Inongo : la province du Mai-Ndombe contribue à l’élaboration du Document de la Politique Forestière Nationale (D-PFN)

À Inongo, chef-lieu de la province du Mai-Ndombe, les discussions se sont ouvertes dans une atmosphère studieuse, loin des effets d’annonce, autour d’un document stratégique dont les implications dépassent largement le cadre provincial.

Les 22 et 23 janvier 2026, une vingtaine de représentants d’organisations de la société civile environnementale, ainsi que des cadres des services publics, privés et chercheurs, ont été réunis dans le cadre d’une consultation provinciale consacrée à l’élaboration du Document de la Politique Porestière nationale (D-PFN) de la République démocratique du Congo.

Selon les organisateurs (GTCRR-CODELT), l’objectif de ces deux journées était de recueillir, au niveau provincial, des contributions destinées à enrichir les axes stratégiques et orientations du Draft du D-PFN, dont l’ambition affichée reste la gestion durable des forêts afin de contribuer à l’équilibre écologique et à la conservation de la biodiversité. La rencontre s’inscrit dans un processus plus large de consultations couvrant 11 provinces sur les 26 que compte le pays, dans un contexte où la forêt congolaise demeure au cœur des débats nationaux et internationaux sur le climat.

À l’ouverture des travaux, il a été rappelé que la politique forestière constitue, d’après plusieurs analyses sectorielles, l’un des socles du développement national.
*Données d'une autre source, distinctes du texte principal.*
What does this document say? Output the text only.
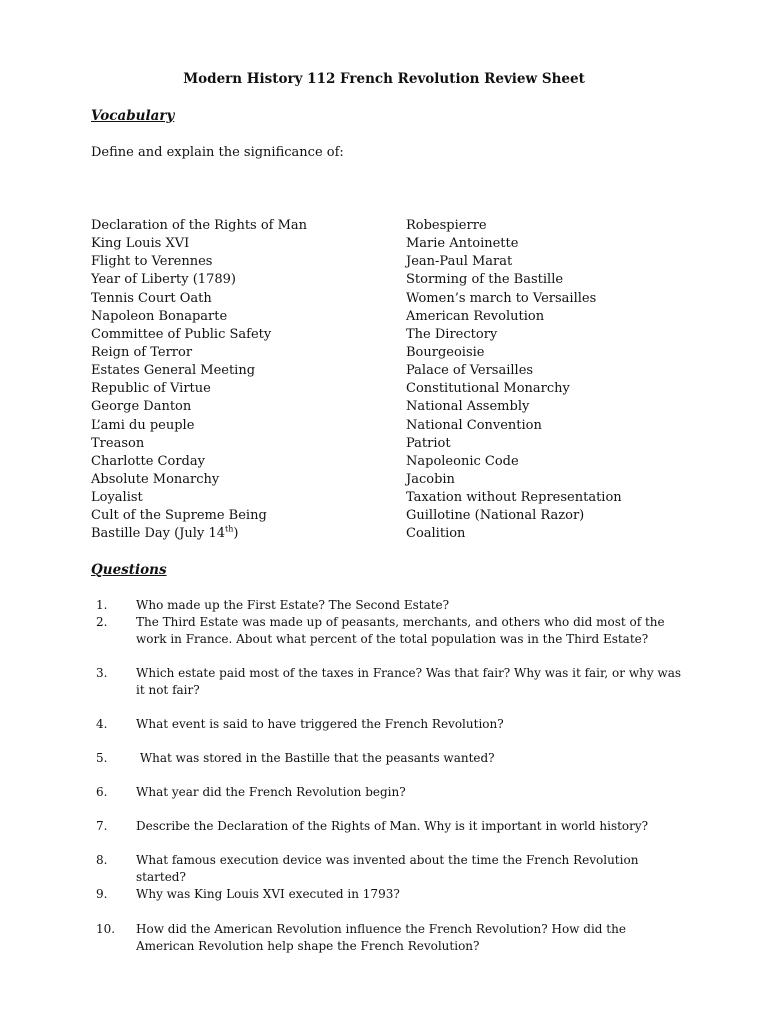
Modern History 112 French Revolution Review Sheet
Vocabulary

Define and explain the significance of:

Declaration of the Rights of Man
King Louis XVI
Flight to Verennes
Year of Liberty (1789)
Tennis Court Oath
Napoleon Bonaparte
Committee of Public Safety
Reign of Terror
Estates General Meeting
Republic of Virtue
George Danton
L’ami du peuple
Treason
Charlotte Corday
Absolute Monarchy
Loyalist
Cult of the Supreme Being
Bastille Day (July 14th)
Robespierre
Marie Antoinette
Jean-Paul Marat
Storming of the Bastille
Women’s march to Versailles
American Revolution
The Directory
Bourgeoisie
Palace of Versailles
Constitutional Monarchy
National Assembly
National Convention
Patriot
Napoleonic Code
Jacobin
Taxation without Representation
Guillotine (National Razor)
Coalition
Questions
1.	Who made up the First Estate? The Second Estate?
2.	The Third Estate was made up of peasants, merchants, and others who did most of the work in France. About what percent of the total population was in the Third Estate?
3.	Which estate paid most of the taxes in France? Was that fair? Why was it fair, or why was it not fair?
4.	What event is said to have triggered the French Revolution?
5.	What was stored in the Bastille that the peasants wanted?
6.	What year did the French Revolution begin?
7.	Describe the Declaration of the Rights of Man. Why is it important in world history?
8.	What famous execution device was invented about the time the French Revolution started?
9.	Why was King Louis XVI executed in 1793?
10.	How did the American Revolution influence the French Revolution? How did the American Revolution help shape the French Revolution?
Le consultant du Groupe de Travail Climat REDD Rénové (GTCRR), Me Blaise Mudodosi, Coordonnateur de l’ONG APEM a ainsi souligné la responsabilité particulière confiée aux experts conviés à ces échanges, appelés à apporter une expertise technique susceptible d’influencer substantiellement le contenu final du document en cours de révision. Dans la même veine, il a insisté sur la nécessité de produire un texte « qui reflète réellement les besoins et les attentes des populations en lien avec les forêts », appelant à une politique capable de soutenir le développement du pays tout en tenant compte des réalités locales.

Du côté de l’administration provinciale, le coordonnateur provincial de l’environnement du Mai-Ndombe a estimé que ces travaux pourraient contribuer à formuler des réponses aux causes de la déforestation et de la dégradation forestière, des phénomènes qui, selon de nombreux observateurs, affectent aujourd’hui aussi bien les écosystèmes locaux que les équilibres climatiques globaux. Il a rappelé, à cette occasion, que le gouvernement de la RDC a engagé plusieurs réformes dans divers secteurs, dont le secteur forestier, en raison du rôle stratégique des forêts dans la lutte contre le changement climatique.

Concrètement, les travaux d’Inongo ont pris la forme de séances plénières et de travaux de groupes. Chaque expert représentant la province concernée a été invité à formuler des propositions d’amendement du projet du D-PFN. D’après les modalités présentées, l’ensemble des contributions recueillies au niveau provincial doit être transmis à l’échelon central, en vue de leur intégration éventuelle dans le document final avant sa publication et sa mise en œuvre.

Prenant la parole au cours des échanges, Me Blaise Mudodosi a, pour sa part, insisté sur la portée concrète attendue du processus en cours. Selon lui, le document final devra « réellement refléter les besoins et les attentes des populations en lien avec les forêts », rappelant que la politique forestière ne saurait rester un cadre théorique détaché des réalités sociales et économiques des territoires. C’est qui qui orientientera la suite, à savoir, la révision imminente du code forestier et l’élaboration du plan forestier national À ses yeux, la gestion des ressources forestières doit impérativement contribuer au développement du pays, tout en tenant compte des usages locaux, des droits des communautés et des équilibres écologiques.

Ces consultations provinciales, financées par l’European Forest Institute (EFI) et pilotées par le GTCRR en collaboration avec le CODELT, se sont officiellement ouvertes le jeudi 22 janvier 2026 et se sont clôturées le 23 janvier 2026, une échéance présentée comme une étape intermédiaire dans un processus plus long. À en croire certaines sources impliquées, l’enjeu réside désormais dans la capacité des instances nationales à traduire ces apports provinciaux en orientations opérationnelles, dans un pays où la pression sur les forêts reste forte et où les attentes des communautés riveraines demeurent élevées. Sans préjuger des arbitrages à venir, ces travaux illustrent, selon des acteurs du secteur, la volonté affichée d’associer davantage les provinces aux réformes du secteur forestier. Reste à observer comment ces contributions locales, issues d’un territoire emblématique des enjeux forestiers et hydrologiques du bassin du Congo, seront prises en compte dans la version finale de la Politique forestière nationale, appelée à orienter pour les années à venir la gouvernance des forêts en République démocratique du Congo.